6.50am: Leading shares set for unchanged start
The FTSE 100 is expected to open flat at 7,130 ahead of some key releases in the US.
In August US CPI fell back from 5.4% in July to 5.3%, while core prices fell from 4.3% to 4%. No further changes are expected to either number, however given the continued resilience in energy prices, and the disruption caused by Hurricane Ida that may be more of a hope than an expectation.
Tonight’s Fed minutes should give us an insight into the FOMC’s thinking from the nature of its statement.
The Fed said that “if progress continues broadly as expected, the Committee judges a moderation in the pace of asset purchases may soon be warranted”.
“Nobody really expected this to mean November, but from the tone of Powell’s press conference later this appeared to be what the FOMC wanted us to think, despite there only being one payrolls report between now and the November meeting,” commented Michael Hewson at CMC Markets.
“While a taper seems pretty much nailed on now, speculation has now shifted to the timing of the first interest rate increase.”
“This is especially important given that the number of FOMC members who saw the potential for a rate rise in 2022 increased from 7 in June, to 9, meaning the committee are evenly split, however that is likely to change if the data evolves as expected, which means that a rate hike for 2022 is likely to become a majority view by the end of this year, which is a big shift in thinking from earlier this year.”
“Since that meeting a lot of water has passed under the bridge, we’ve seen further sharp rises in the costs of energy, as well as further supply chain disruption feeding into headline inflation, and we’ve also seen a pretty disappointing payrolls report, that could influence thinking next month.”
6.50am: Early Markets – Asia / Australia
Shares in the Asia-Pacific region were mixed on Wednesday as trading in Hong Kong was cancelled because of severe weather due to Typhoon Kompasu.

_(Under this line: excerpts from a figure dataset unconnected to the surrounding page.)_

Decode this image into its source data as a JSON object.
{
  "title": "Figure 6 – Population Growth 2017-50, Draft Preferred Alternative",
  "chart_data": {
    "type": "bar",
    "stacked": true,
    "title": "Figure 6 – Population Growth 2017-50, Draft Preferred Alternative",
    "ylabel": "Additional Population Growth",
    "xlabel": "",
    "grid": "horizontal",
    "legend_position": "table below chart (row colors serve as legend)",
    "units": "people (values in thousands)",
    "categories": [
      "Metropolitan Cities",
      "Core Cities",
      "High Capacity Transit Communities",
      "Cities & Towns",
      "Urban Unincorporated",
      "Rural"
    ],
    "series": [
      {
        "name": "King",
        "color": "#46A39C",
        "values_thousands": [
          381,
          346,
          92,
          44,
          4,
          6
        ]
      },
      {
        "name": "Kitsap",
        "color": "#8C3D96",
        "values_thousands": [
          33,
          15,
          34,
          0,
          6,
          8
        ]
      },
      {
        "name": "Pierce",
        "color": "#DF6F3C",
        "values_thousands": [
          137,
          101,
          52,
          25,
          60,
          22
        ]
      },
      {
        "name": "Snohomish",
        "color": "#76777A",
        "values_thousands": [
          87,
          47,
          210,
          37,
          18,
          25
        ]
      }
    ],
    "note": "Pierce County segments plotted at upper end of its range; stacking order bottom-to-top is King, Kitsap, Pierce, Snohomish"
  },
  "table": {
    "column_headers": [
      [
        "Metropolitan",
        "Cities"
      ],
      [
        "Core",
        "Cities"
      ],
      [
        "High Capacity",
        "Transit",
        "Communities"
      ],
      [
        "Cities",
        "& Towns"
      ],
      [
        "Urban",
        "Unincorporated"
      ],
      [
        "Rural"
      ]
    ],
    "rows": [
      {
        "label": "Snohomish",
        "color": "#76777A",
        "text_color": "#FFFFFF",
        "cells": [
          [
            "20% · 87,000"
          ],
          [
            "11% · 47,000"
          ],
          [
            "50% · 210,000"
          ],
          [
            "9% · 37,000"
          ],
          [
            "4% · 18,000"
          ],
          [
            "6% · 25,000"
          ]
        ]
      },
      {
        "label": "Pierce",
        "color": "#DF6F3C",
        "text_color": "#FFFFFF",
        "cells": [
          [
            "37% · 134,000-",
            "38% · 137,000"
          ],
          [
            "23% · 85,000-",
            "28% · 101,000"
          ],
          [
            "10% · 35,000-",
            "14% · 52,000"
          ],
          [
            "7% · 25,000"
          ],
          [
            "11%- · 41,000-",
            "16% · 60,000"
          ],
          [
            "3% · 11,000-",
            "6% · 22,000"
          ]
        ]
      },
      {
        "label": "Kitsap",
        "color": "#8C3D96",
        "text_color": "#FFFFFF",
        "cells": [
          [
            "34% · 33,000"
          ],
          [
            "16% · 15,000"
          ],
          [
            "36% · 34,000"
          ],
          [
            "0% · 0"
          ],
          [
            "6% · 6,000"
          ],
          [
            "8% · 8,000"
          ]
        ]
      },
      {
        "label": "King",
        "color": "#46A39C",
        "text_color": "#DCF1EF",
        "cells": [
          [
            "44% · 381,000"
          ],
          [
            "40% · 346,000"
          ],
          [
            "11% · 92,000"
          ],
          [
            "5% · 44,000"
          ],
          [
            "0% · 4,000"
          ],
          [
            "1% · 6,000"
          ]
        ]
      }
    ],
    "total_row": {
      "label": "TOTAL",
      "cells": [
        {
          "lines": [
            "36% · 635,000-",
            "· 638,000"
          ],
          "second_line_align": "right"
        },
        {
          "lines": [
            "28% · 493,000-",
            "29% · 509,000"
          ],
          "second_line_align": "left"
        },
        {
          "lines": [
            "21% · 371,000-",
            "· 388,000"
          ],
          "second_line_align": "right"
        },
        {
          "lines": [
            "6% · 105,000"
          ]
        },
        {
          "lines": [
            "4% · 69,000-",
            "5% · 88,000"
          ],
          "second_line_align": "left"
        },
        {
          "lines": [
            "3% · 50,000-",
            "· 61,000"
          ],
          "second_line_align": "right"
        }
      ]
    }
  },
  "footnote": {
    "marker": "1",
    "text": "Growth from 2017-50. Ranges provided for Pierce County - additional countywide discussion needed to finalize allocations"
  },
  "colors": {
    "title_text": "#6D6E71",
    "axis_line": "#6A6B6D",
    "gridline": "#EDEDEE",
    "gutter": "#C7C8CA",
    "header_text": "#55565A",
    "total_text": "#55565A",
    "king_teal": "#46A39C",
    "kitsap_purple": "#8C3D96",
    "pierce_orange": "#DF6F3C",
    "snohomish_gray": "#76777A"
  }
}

The Shanghai Composite gained 0.25% after China’s trade surplus with the U.S. rose to a monthly record of US$42 billion in September — exports surged by about 30% from a year ago, while imports climbed by just under 17%.
In Japan, the Nikkei 225 fell 0.20% while South Korea’s Kospi gained 0.96%.
Australia’s S&P/ASX200 dropped 0.11% to 7,272.50 as many companies that move or make things warned of profit pressures owing to rising input costs.